Interval: consensus regions by multi-intersect
Use this recipe when you have one feature set per replicate (per-replicate MACS2 peaks, per-sample regions) and want the features that are reproducible across enough replicates. Three IWC consensus-peaks workflows implement it identically; it is the most reusable interval construct in the corpus.
The move has three stages plus a computed threshold:
1. Multi-intersect the replicate collection
Feed the collection of per-replicate feature sets into bedtools_multiintersectbed (“compute multi intersect”). It returns one row per distinct genomic segment, annotated with which replicates cover it (and a count). Corpus state: tag_select: tag, cluster: false, filler: "0", header: false, with the collection connected to tag.inputs.
tool_id: toolshed.g2.bx.psu.edu/repos/iuc/bedtools/bedtools_multiintersectbed/2.31.1
tool_state:
tag: { tag_select: tag, inputs: { __class__: ConnectedValue } }
cluster: false
filler: "0"
header: false
2. Compute the replicate threshold
The “at least X replicates” count is not hard-coded — it is derived from the number of inputs. The corpus counts replicates with wc_gnu over the assembled per-replicate table and reduces with table_compute (matrixapply, vector_op: min) to get the threshold integer (get nb of replicates, get min value). See derive-parameter-from-file for the file→parameter mechanics.
3. Threshold by replicate count
Filter1 keeps the multi-intersect rows whose replicate-count column meets the threshold (filter multi intersect). This is a tabular filter on an interval-derived table — the count column is opaque to coordinates, so tabular-filter-by-column-value is the right tool, not a coordinate op.
4. Intersect back against the merged-sample call
Finally, intersect the peaks called on the pooled/merged sample against the thresholded consensus regions with bedtools_intersectbed in iterate mode, overlap_mode: [-wa, -wb] (get merged peaks overlapping at least x replicates). This promotes the merged-sample peak coordinates while keeping only those backed by enough replicates. See interval-overlap-filter for the intersect parameters.
Why this shape
Multi-intersect alone tells you where replicates agree but fragments the genome into overlap segments; the final intersect-back recovers clean, biologically meaningful peak boundaries (from the merged call) filtered to the reproducible set. Doing it the other way — intersecting every replicate pair — does not scale and loses the count semantics.
Pitfalls
- The threshold must track replicate count. Hard-coding “≥2” breaks when the workflow runs on a different number of replicates. The compute-the-threshold step (stage 2) is load-bearing, not incidental.
- Stage 3 is tabular, stage 4 is coordinate-aware.

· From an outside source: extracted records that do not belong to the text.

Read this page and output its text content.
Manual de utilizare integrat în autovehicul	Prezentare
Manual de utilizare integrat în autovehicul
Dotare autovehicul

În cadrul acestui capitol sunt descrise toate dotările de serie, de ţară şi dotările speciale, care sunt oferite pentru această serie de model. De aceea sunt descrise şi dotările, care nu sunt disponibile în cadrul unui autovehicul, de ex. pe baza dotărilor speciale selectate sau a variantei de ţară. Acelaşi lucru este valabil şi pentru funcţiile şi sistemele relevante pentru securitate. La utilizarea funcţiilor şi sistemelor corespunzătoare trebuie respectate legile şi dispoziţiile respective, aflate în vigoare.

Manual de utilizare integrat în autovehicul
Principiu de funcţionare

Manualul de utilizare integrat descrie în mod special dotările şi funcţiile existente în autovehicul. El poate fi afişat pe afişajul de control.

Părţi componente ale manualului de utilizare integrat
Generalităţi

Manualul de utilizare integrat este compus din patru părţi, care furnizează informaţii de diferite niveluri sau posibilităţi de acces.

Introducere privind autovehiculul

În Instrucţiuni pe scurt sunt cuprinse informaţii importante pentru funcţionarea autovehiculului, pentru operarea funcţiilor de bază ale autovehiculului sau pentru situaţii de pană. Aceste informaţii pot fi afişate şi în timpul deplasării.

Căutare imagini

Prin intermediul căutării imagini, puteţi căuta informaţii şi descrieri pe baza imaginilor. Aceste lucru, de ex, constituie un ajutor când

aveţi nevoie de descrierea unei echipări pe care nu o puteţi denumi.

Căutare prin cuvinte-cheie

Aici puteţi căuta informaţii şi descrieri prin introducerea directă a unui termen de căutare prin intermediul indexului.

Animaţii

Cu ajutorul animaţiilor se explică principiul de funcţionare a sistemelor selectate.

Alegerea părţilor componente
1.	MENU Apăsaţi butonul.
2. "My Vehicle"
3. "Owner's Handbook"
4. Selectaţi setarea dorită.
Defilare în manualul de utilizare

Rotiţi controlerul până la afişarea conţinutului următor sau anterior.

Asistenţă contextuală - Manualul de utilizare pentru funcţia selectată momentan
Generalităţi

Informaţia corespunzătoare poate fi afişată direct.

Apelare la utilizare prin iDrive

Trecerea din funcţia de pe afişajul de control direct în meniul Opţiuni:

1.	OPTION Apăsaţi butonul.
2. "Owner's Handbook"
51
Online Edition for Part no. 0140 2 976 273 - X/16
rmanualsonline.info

Mixing them up — trying to threshold with an interval tool, or recover boundaries with a tabular filter — loses information. The recipe deliberately crosses the interval↔tabular seam twice.
- Collection axis. The replicate sets are a Galaxy collection; multi-intersect consumes the whole collection at once (not map-over), while the final intersect runs in
iteratemode. See galaxy-collection-patterns.
See also
- galaxy-interval-patterns — the interval pattern map.
- interval-overlap-filter — the intersect operations (stages 1 and 4).
- tabular-filter-by-column-value — the replicate-count threshold (stage 3).
- iwc-interval-operations-survey — corpus evidence.